Philippines, Vietnam among APAC markets with ‘very good prospects to accelerate infrastructure investment’

Amid the Covid-19 crisis, governments across Asia Pacific (APAC) are seeking to advance investment in infrastructure to boost their economies. Among the countries in the region, five major markets – namely Philippines, Vietnam, Singapore, China and India - have ‘very good’ prospects to accelerate investment in infrastructure projects, according to latest research by data and analytics company GlobalData.

Prior to the Covid-19 pandemic, governments in the APAC region had been investing heavily in infrastructure. GlobalData identified that in the past five years, the value of global infrastructure construction grew by 3.2% on an annual average basis in real terms. This growth was driven by Asia, with infrastructure construction in Northeast Asia growing at 5.4%, a year on average and South and Southeast Asia growing at 6.8%.

The Covid-19 crisis has created unprecedented economic disruption in the region, with containment measures bringing many economies and key sectors to a standstill. Consequently, the overall economic growth for the region (excluding China) will drop to just 0.5% in 2020, said GlobalData, down from an average of over 7% in the past five years. As a result, investment will decline, notably hitting commercial, industrial and residential construction.  

Danny Richards, lead economist at GlobalData explained, “Governments and public authorities will likely be aiming to advance spending on infrastructure projects as soon as normality returns, so as to reinvigorate the construction industry and the wider economy. This will spread across all areas of transport infrastructure and energy and utilities. Investment in infrastructure is generally considered to have a high multiplier effect, with the overall increase in economic value being higher than the value of direct investment itself.”

GlobalData has assessed a range of factors to determine the prospects for accelerating investment in infrastructure projects. These factors include the extent to which the project pipeline is sufficiently advanced to enable works to be ramped up, or for the final approvals and awards to be completed post-haste. In colloquial terms, there needs to be a pipeline of ‘shovel ready’ projects rather than high proportion of projects still in the early planning stages and facing a bottleneck in terms of advancement.
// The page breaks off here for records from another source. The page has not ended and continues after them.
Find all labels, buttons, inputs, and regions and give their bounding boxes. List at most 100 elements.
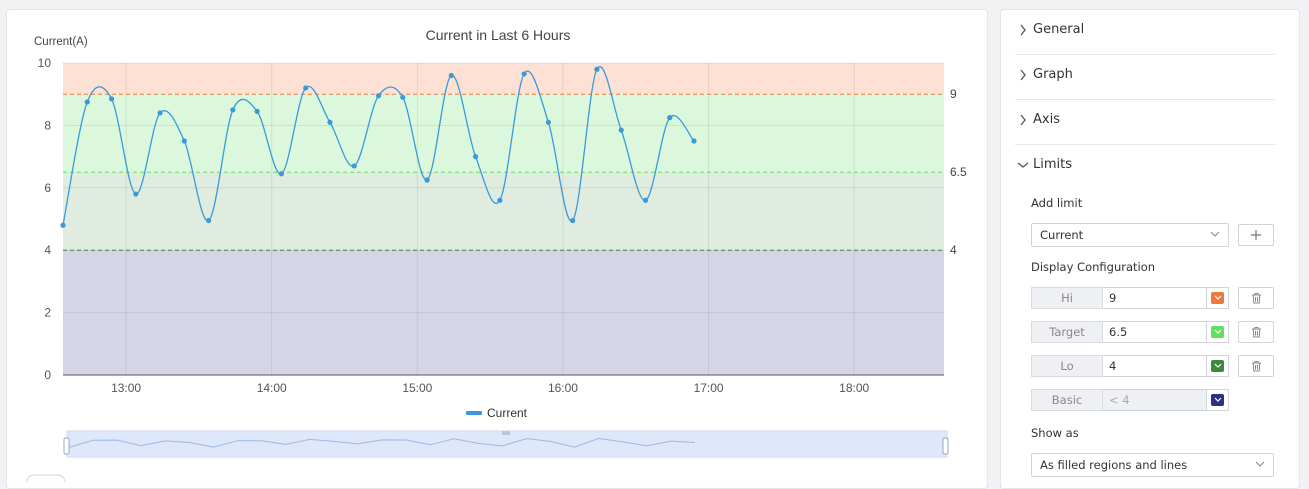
zoom-handle-left[interactable] <box>63 437 70 455</box>
data-point[interactable] <box>84 99 90 105</box>
y-tick-label: 0 <box>44 368 51 382</box>
chevron-right-icon <box>1020 114 1026 126</box>
y-tick-label: 4 <box>44 243 51 257</box>
add-limit-button[interactable] <box>1238 224 1274 246</box>
region-above-hi <box>63 63 944 95</box>
limit-name: Hi <box>1031 287 1103 309</box>
delete-limit-target-button[interactable] <box>1238 321 1274 343</box>
limit-name: Target <box>1031 321 1103 343</box>
data-point[interactable] <box>60 222 66 228</box>
color-picker-lo[interactable] <box>1207 355 1229 377</box>
data-point[interactable] <box>303 85 309 91</box>
data-point[interactable] <box>133 191 139 197</box>
limit-row-basic: Basic <box>1031 389 1229 411</box>
delete-limit-hi-button[interactable] <box>1238 287 1274 309</box>
data-point[interactable] <box>351 163 357 169</box>
zoom-slider[interactable] <box>63 430 949 458</box>
section-general[interactable]: General <box>1015 10 1275 55</box>
zoom-handle-right[interactable] <box>942 437 949 455</box>
delete-limit-lo-button[interactable] <box>1238 355 1274 377</box>
chevron-down-icon <box>1255 461 1265 467</box>
x-tick-label: 17:00 <box>694 381 724 395</box>
color-swatch <box>1211 360 1224 372</box>
data-point[interactable] <box>618 127 624 133</box>
toggle-switch[interactable] <box>26 474 66 482</box>
data-point[interactable] <box>327 119 333 125</box>
chevron-right-icon <box>1020 24 1026 36</box>
region-basic <box>63 250 944 375</box>
chevron-down-icon <box>1214 363 1221 368</box>
show-as-select[interactable]: As filled regions and lines <box>1031 453 1274 477</box>
trash-icon <box>1251 361 1261 372</box>
x-tick-label: 14:00 <box>257 381 287 395</box>
section-graph[interactable]: Graph <box>1015 55 1275 100</box>
color-picker-basic[interactable] <box>1207 389 1229 411</box>
x-tick-label: 15:00 <box>402 381 432 395</box>
data-point[interactable] <box>472 154 479 160</box>
color-picker-target[interactable] <box>1207 321 1229 343</box>
data-point[interactable] <box>691 138 697 144</box>
limit-name: Basic <box>1031 389 1103 411</box>
show-as-value: As filled regions and lines <box>1040 458 1188 472</box>
data-point[interactable] <box>424 177 430 183</box>
data-point[interactable] <box>108 96 115 102</box>
data-point[interactable] <box>521 71 527 77</box>
data-point[interactable] <box>375 93 382 99</box>
chevron-down-icon <box>1214 397 1221 402</box>
limit-hi-input[interactable] <box>1103 287 1207 309</box>
data-point[interactable] <box>570 217 576 224</box>
data-point[interactable] <box>181 138 187 144</box>
trash-icon <box>1251 293 1261 304</box>
y-axis-title: Current(A) <box>34 36 88 48</box>
data-point[interactable] <box>254 108 260 114</box>
show-as-label: Show as <box>1031 426 1079 440</box>
limit-lo-input[interactable] <box>1103 355 1207 377</box>
data-point[interactable] <box>667 115 673 121</box>
plus-icon <box>1251 230 1261 240</box>
data-point[interactable] <box>497 197 503 203</box>
add-limit-label: Add limit <box>1031 196 1083 210</box>
chevron-down-icon <box>1017 162 1029 168</box>
chevron-right-icon <box>1020 69 1026 81</box>
region-hi-target <box>63 94 944 173</box>
x-tick-label: 13:00 <box>111 381 141 395</box>
limit-row-target: Target <box>1031 321 1229 343</box>
section-axis-label: Axis <box>1033 112 1060 127</box>
chevron-down-icon <box>1210 231 1220 237</box>
data-point[interactable] <box>206 217 212 224</box>
y-tick-label: 8 <box>44 118 51 132</box>
y-tick-label: 6 <box>44 181 51 195</box>
data-point[interactable] <box>448 72 454 79</box>
data-point[interactable] <box>230 107 236 113</box>
limit-label-hi: 9 <box>950 87 957 101</box>
color-picker-hi[interactable] <box>1207 287 1229 309</box>
zoom-preview-line <box>68 437 696 448</box>
limit-label-target: 6.5 <box>950 165 967 179</box>
series-line-current <box>62 66 695 226</box>
add-limit-select[interactable]: Current <box>1031 223 1229 247</box>
color-swatch <box>1211 394 1224 406</box>
color-swatch <box>1211 326 1224 338</box>
data-point[interactable] <box>278 171 285 177</box>
line-chart: 9 6.5 4 0 2 4 6 8 10 13:00 14:00 15:00 16:00 17:00 18… <box>26 27 967 482</box>
data-point[interactable] <box>594 66 600 72</box>
y-tick-label: 10 <box>38 56 52 70</box>
limit-row-lo: Lo <box>1031 355 1229 377</box>
section-limits-label: Limits <box>1033 157 1072 172</box>
data-point[interactable] <box>400 94 406 100</box>
chart-title: Current in Last 6 Hours <box>426 27 571 43</box>
section-limits[interactable]: Limits <box>1015 145 1275 190</box>
trash-icon <box>1251 327 1261 338</box>
x-tick-label: 16:00 <box>548 381 578 395</box>
chevron-down-icon <box>1214 295 1221 300</box>
zoom-drag-grip[interactable] <box>502 431 510 435</box>
limit-basic-input <box>1103 389 1207 411</box>
data-point[interactable] <box>157 110 163 116</box>
limit-target-input[interactable] <box>1103 321 1207 343</box>
limit-row-hi: Hi <box>1031 287 1229 309</box>
data-point[interactable] <box>642 197 649 203</box>
legend[interactable]: Current <box>466 406 528 420</box>
legend-swatch <box>466 411 482 415</box>
data-point[interactable] <box>545 119 551 125</box>
section-axis[interactable]: Axis <box>1015 100 1275 145</box>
The assessment also considers political momentum, in terms of whether the incumbent administration has already laid out a long-term investment programme, and is in a strong position to follow through on its policy agenda during this crisis period. The government’s fiscal position is also taken into consideration. With interest rates falling to record lows, borrowing costs will be at a minimum, making it a relatively cost-effective period for governments to push ahead with investments.

However, the scope for governments to spend heavily on infrastructure will be dependent in part on their current financial standing. With most government prioritising direct support to businesses and households, their capability to invest in the infrastructure segment is likely to be constrained, especially in countries with high debts.

Mr Richards concluded, “The long-term prospects for infrastructure investment in the APAC remain positive, reflecting the need to expand and modernise transport infrastructure and utilities to cope with the region’s demand growth amid rising economic prosperity and urbanisation.”